The opinions expressed herein are limited to the substantive laws of the State of Kansas. The opinions expressed herein with respect to the existence of the Kansas Guarantor in the State of Kansas are based solely upon the certificates of good standing reviewed by us. In rendering the opinions expressed herein, we have assumed that no action that has been taken by the Kansas Guarantor in connection with the matters described or referred to herein will be modified, rescinded or withdrawn after the date hereof.

We consent to your filing this opinion as an exhibit to the Registration Statement in accordance with the requirements of Item 601(b)(5) of Regulation S-K under the Act, and to the reference to our firm under the caption “Validity of Securities” in the prospectus contained in the Registration Statement. In giving such consent, we do not hereby admit that we are included in the category of persons whose consent is required under Section 7 of the Act or the rules and regulations of the SEC promulgated thereunder.
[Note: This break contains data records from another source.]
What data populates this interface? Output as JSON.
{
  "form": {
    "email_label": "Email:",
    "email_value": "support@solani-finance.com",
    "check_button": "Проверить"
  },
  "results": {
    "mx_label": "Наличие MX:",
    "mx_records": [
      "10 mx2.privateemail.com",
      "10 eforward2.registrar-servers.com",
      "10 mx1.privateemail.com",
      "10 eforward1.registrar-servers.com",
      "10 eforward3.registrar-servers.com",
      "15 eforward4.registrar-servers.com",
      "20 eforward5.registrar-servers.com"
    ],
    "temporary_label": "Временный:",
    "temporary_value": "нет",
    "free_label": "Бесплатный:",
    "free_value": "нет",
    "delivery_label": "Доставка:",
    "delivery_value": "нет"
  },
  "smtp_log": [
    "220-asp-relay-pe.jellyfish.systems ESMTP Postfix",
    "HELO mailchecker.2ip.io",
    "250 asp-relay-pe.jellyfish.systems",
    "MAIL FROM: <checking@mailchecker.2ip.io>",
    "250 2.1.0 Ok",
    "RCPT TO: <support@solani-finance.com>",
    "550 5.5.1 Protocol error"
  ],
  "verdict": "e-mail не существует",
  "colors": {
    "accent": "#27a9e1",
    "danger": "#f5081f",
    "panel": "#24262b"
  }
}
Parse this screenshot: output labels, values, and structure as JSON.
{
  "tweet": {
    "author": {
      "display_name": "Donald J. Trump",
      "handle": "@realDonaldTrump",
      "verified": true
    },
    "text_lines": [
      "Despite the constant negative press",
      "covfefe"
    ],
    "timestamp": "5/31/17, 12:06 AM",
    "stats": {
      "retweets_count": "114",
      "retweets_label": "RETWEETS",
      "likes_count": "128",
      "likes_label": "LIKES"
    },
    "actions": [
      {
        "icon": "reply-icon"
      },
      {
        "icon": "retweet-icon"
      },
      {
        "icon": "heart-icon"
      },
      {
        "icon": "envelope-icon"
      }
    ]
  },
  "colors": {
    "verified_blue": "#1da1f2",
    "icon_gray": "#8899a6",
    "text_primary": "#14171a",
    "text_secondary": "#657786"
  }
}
Please note that we are opining only as to the matters expressly set forth herein, and no opinion should be inferred as to any other matter. The opinions expressed herein are rendered as of the date hereof. We do not undertake to advise you of matters that may come to our attention subsequent to such time as the Registration Statement is declared effective and that may affect the opinions expressed herein, including without limitation, future changes in applicable law. This letter is our opinion as to certain legal conclusions as specifically set forth herein and is not and should not be deemed to be a representation or opinion as to any factual matters. The opinions expressed herein may not be quoted in whole or in part or otherwise used or referred to in connection with any other transactions; however, Davis Polk & Wardwell LLP may rely upon this opinion as if it were addressed to such firm in connection with the opinion of such firm to be filed with the SEC with respect to the Transaction.